Por seu turno, José Ornelas criticou a tentativa atual da humanidade de construir uma Torre de Babel, “sem Deus”, um “projeto humano que quer fazer-se grande” e que impõe a mesma língua a todos, sem respeito da diversidade.

Pelo contrário, defendeu uma “busca da internacionalidade e interculturalidade” que respeite os valores de cada comunidade, recordando que a Igreja tem procurado, “em cada época da história, criar unidade na diversidade”. O objetivo “não é conquistar o mundo, submetê-lo a um projeto único, humano”, mas “garantir a diversidade”, explicou.

O também bispo de Leiria-Fátima reconheceu que a Igreja tem um passado sombrio no que respeita à relação com os países colonizados pela Europa.

“A par do anúncio congregador e libertador, fraterno e universal da mensagem cristã”, o propósito da Igreja cobriu-se “também de sombras e foi contemporâneo silencioso e, por vezes, conivente, de crimes de abuso de poder e de atentado à dignidade das populações e culturas, de que a escravatura humana é escândalo e ferida, que não se pode esquecer”, afirmou o responsável da Igreja Católica portuguesa.

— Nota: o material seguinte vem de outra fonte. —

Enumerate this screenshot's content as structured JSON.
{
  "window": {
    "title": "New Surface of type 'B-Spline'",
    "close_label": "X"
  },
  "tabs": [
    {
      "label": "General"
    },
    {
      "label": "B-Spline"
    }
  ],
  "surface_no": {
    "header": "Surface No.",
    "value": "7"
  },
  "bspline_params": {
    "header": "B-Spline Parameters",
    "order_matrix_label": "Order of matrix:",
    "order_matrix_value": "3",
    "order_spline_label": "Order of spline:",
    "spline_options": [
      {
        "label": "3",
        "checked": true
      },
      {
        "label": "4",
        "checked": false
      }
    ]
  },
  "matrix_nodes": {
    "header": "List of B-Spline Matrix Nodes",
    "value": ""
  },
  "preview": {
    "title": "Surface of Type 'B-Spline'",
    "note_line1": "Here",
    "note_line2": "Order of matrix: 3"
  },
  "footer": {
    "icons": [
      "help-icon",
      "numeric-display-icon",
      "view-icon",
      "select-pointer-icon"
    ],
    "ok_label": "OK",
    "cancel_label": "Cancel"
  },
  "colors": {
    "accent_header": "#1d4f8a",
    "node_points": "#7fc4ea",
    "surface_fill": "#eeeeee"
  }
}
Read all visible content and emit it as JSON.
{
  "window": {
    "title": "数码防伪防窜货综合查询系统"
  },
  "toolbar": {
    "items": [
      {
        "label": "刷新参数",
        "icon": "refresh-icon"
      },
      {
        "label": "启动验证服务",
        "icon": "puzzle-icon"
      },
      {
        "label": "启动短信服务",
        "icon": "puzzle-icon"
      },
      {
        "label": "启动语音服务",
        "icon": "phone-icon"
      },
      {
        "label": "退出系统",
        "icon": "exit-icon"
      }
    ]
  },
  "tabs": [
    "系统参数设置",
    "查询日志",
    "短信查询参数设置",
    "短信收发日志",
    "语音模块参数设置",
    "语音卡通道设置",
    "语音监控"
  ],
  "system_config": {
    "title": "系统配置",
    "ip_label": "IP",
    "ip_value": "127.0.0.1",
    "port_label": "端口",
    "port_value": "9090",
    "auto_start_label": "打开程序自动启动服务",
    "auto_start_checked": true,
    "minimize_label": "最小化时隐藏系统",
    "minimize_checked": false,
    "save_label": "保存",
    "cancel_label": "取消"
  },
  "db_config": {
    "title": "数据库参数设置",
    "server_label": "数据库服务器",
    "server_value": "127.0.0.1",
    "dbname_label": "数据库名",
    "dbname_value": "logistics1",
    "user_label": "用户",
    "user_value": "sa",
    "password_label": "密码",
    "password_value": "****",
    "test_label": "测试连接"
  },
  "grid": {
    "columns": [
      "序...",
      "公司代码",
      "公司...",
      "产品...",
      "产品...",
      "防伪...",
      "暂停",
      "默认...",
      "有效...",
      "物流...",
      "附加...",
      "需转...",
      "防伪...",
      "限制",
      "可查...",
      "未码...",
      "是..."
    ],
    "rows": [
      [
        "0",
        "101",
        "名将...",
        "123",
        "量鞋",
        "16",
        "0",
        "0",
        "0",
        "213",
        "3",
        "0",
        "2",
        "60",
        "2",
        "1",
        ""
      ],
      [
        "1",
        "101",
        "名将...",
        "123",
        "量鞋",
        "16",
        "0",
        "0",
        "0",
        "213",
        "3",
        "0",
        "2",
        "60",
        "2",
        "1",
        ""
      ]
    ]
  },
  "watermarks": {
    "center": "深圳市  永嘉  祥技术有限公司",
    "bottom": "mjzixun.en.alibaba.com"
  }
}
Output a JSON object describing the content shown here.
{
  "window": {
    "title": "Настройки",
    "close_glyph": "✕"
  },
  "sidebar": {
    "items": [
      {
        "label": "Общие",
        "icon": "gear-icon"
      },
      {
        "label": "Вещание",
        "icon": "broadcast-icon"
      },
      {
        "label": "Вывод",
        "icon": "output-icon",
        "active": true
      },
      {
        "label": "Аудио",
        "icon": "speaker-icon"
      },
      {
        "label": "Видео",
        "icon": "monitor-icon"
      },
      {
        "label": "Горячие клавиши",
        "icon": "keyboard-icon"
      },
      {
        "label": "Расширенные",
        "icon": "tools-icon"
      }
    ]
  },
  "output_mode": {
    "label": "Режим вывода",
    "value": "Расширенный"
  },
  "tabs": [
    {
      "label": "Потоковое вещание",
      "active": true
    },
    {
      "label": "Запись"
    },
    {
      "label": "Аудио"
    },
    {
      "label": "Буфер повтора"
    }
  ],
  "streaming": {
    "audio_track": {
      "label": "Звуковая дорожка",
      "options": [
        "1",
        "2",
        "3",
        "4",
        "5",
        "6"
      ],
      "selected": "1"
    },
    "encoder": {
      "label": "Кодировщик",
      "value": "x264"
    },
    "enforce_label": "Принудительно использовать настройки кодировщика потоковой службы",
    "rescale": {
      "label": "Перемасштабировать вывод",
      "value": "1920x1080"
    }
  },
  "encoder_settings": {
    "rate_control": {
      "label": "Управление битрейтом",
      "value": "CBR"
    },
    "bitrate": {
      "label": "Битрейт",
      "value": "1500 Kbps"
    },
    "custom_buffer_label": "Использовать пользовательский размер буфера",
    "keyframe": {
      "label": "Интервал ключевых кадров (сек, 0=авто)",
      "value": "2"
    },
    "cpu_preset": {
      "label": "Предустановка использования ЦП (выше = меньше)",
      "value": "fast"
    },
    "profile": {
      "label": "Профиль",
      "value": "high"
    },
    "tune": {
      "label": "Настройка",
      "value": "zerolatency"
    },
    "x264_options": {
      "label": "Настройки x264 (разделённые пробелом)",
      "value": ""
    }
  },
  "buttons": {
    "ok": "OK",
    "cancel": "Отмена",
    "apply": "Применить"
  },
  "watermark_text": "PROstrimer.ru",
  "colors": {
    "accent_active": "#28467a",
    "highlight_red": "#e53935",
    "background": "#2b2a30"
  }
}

“A verdade purificadora da memória comum é necessária para sarar feridas e criar um futuro de autêntica fraternidade”, acrescentou Ornelas, que também abordou os problemas das migrações e da mobilidade humana.

“Esta mobilidade é objeto de muita discussão, manipulação e oportunismo, cuja fatura é paga pelos mais débeis, que andam à procura de vida digna para si e as suas famílias” e “é um tema que não pode passar ao lado das nossas preocupações”, disse.

“A Igreja é peregrina por natureza: prepara-se para partir, acompanha os que partem, para que não caiam nas mãos de oportunistas e traficantes, e acolhe aqueles que chegam” e, no dia-a-dia, “tem de ser sempre um laboratório e um viveiro de convivências crioulas que geram novas parcerias e solidariedade humana e samaritana”, explicou.